"..the gift of life has revealed itself in the midst of all the losses." Henri Nouwen
I’m going to do something a little different with the slim volume I’m reading called Turn My Mourning Into Dancing by Henri Nouwen. I’m going to write about each section of the book because to do otherwise would be unmanageable. The book reveals too many truths and inspires too many thoughts to do less.
The first section of the book addresses how we deal with our own suffering. There are so many different kinds of brokenness and loss in our lives. We all struggle with letting the same situations and the same people break our hearts over and over again. The worst pain doesn’t come at the time of wounding; it comes at the time of scarring. We have all been scarred; we are all wounded.

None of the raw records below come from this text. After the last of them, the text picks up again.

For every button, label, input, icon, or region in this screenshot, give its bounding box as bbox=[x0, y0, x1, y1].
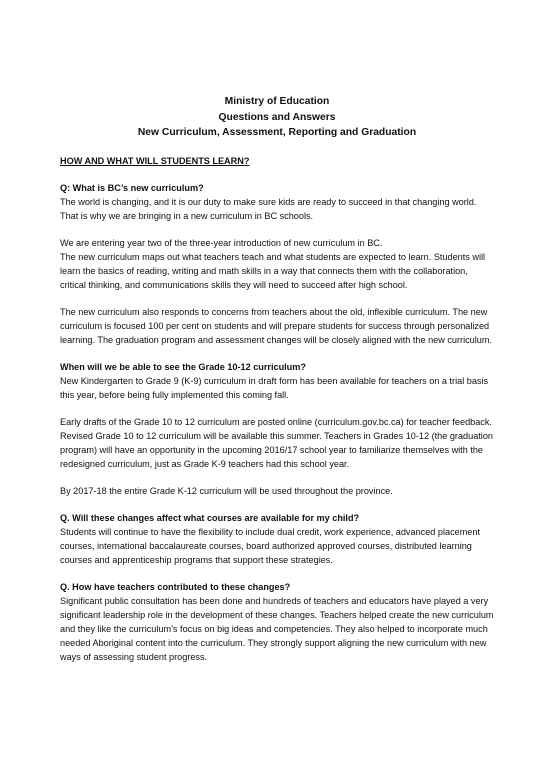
document-title bbox=[60, 94, 494, 141]
qa-block-new-curriculum bbox=[60, 181, 494, 347]
answer-paragraph: The new curriculum maps out what teachers teach and what students are expected to learn. Students will learn the basics of reading, writing and math skills in a way that connects them with the collaboration, critical thinking, and communications skills they will need to succeed after high school. bbox=[60, 251, 486, 290]
question: When will we be able to see the Grade 10-12 curriculum? bbox=[60, 361, 306, 372]
answer-paragraph: The world is changing, and it is our duty to make sure kids are ready to succeed in that changing world. That is why we are bringing in a new curriculum in BC schools. bbox=[60, 196, 477, 221]
qa-block-courses bbox=[60, 511, 494, 567]
question: Q. How have teachers contributed to these changes? bbox=[60, 581, 291, 592]
question: Q: What is BC’s new curriculum? bbox=[60, 182, 204, 193]
section-heading: HOW AND WHAT WILL STUDENTS LEARN? bbox=[60, 155, 250, 166]
answer-paragraph: We are entering year two of the three-year introduction of new curriculum in BC. bbox=[60, 237, 383, 248]
question: Q. Will these changes affect what courses are available for my child? bbox=[60, 512, 360, 523]
title-questions-answers: Questions and Answers bbox=[218, 111, 336, 123]
title-subject: New Curriculum, Assessment, Reporting and Graduation bbox=[137, 127, 417, 139]
answer-paragraph: By 2017-18 the entire Grade K-12 curriculum will be used throughout the province. bbox=[60, 485, 393, 496]
qa-block-teachers bbox=[60, 580, 494, 664]
qa-block-grade-10-12 bbox=[60, 360, 494, 498]
title-ministry: Ministry of Education bbox=[224, 96, 330, 107]
answer-paragraph: Significant public consultation has been done and hundreds of teachers and educators have played a very significant leadership role in the development of these changes. Teachers helped create the new curriculum and they like the curriculum’s focus on big ideas and competencies. They also helped to incorporate much needed Aboriginal content into the curriculum. They strongly support aligning the new curriculum with new ways of assessing student progress. bbox=[60, 595, 494, 662]
document-body bbox=[60, 94, 494, 677]
answer-paragraph: Early drafts of the Grade 10 to 12 curriculum are posted online (curriculum.gov.bc.ca) for teacher feedback. Revised Grade 10 to 12 curriculum will be available this summer. Teachers in Grades 10-12 (the graduation program) will have an opportunity in the upcoming 2016/17 school year to familiarize themselves with the redesigned curriculum, just as Grade K-9 teachers had this school year. bbox=[60, 416, 493, 469]
answer-paragraph: New Kindergarten to Grade 9 (K-9) curriculum in draft form has been available for teachers on a trial basis this year, before being fully implemented this coming fall. bbox=[60, 375, 489, 400]
answer-paragraph: Students will continue to have the flexibility to include dual credit, work experience, advanced placement courses, international baccalaureate courses, board authorized approved courses, distributed learning courses and apprenticeship programs that support these strategies. bbox=[60, 526, 480, 565]
answer-paragraph: The new curriculum also responds to concerns from teachers about the old, inflexible curriculum. The new curriculum is focused 100 per cent on students and will prepare students for success through personalized learning. The graduation program and assessment changes will be closely aligned with the new curriculum. bbox=[60, 306, 492, 345]
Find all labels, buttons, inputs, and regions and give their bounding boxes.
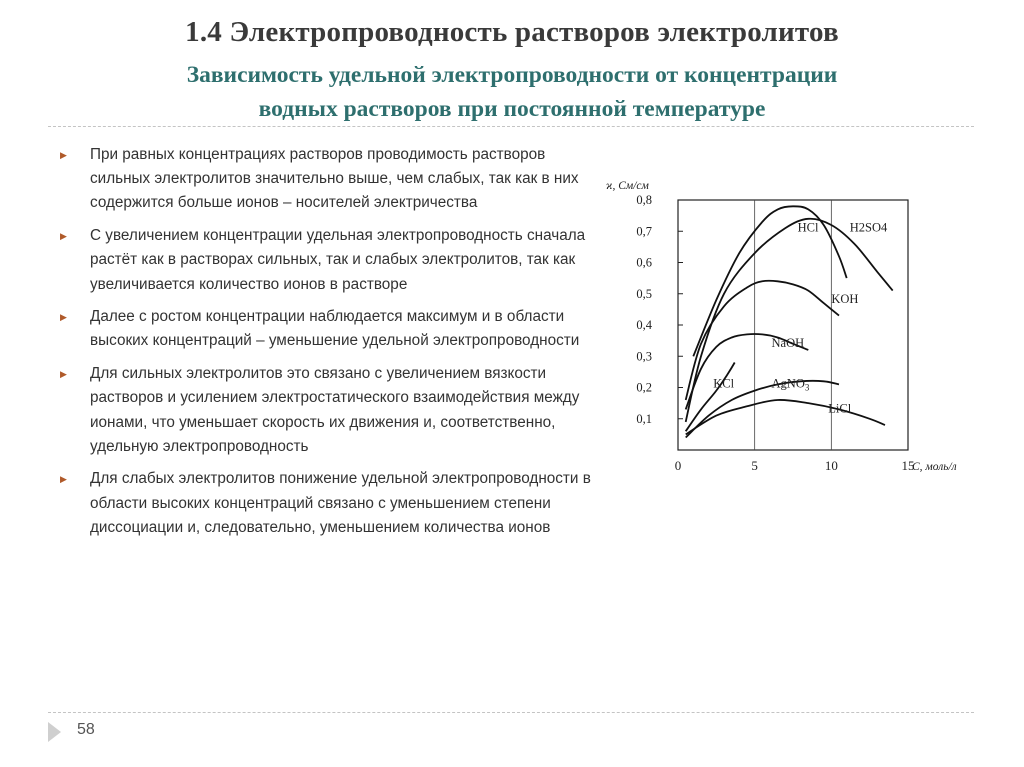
triangle-right-icon: ▶	[60, 312, 67, 323]
bullet-text: С увеличением концентрации удельная электропроводность сначала растёт как в растворах сильных, так и слабых электролитов, так как увеличивается количество ионов в растворе	[90, 227, 586, 293]
subtitle-line: Зависимость удельной электропроводности от концентрации	[186, 62, 838, 88]
page-arrow-icon	[48, 722, 61, 742]
series-line	[686, 381, 839, 438]
series-label: KOH	[831, 292, 859, 307]
x-tick-label: 10	[824, 458, 838, 472]
bullet-text: Для сильных электролитов это связано с увеличением вязкости растворов и усилением электростатического взаимодействия между ионами, что уменьшает скорость их движения и, соответственно, удельную электропроводность	[90, 365, 580, 455]
bullet-text: При равных концентрациях растворов проводимость растворов сильных электролитов значительно выше, чем слабых, так как в них содержится больше ионов – носителей электричества	[90, 146, 579, 212]
bullet-item	[58, 143, 606, 216]
y-tick-label: 0,1	[636, 411, 652, 426]
series-label: H2SO4	[849, 220, 888, 235]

Nouwen teaches that the way out of suffering is “in and through,” that we must accept suffering and move through it instead of fleeing from it. He says that only those who can fully face, confront, and accept their pain can heal and grow. Attempting to avoid and forget pain only temporarily masks it. Embracing your whole life, including your pain, and finding peace in spite of it keeps you whole. It sounds facile and cliched to say that it’s not about what happens to you but how you handle it, but it really is true. And this is a truth we have to learn and re-learn every day. It is perhaps the most difficult, yet most important of all truths of who we are, who we become, and how we affect the world around us.
Often, we need only to step outside of ourselves and our lives to forget in order to remember: to forget the overwhelming mess we live in and to remember the overwhelming beauty that we live among. Sometimes, just doing one little thing: a walk, a ride, a movie, dinner with a friend will re-center our entire lives for that one moment in time. And sometimes, that’s the best we can hope for -- one calm moment. Because all life is really about is choosing to keep breathing in gratitude and breathing out compassion. When we are wrapped up in our own pain, we skip right over the pain of others. When circumstances around us seem to be spiralling out of control, we feel helpless and insignificant, and we rant and rave just to be heard, to exert some kind of control and influence. But the voice that heals is the quiet voice of peace.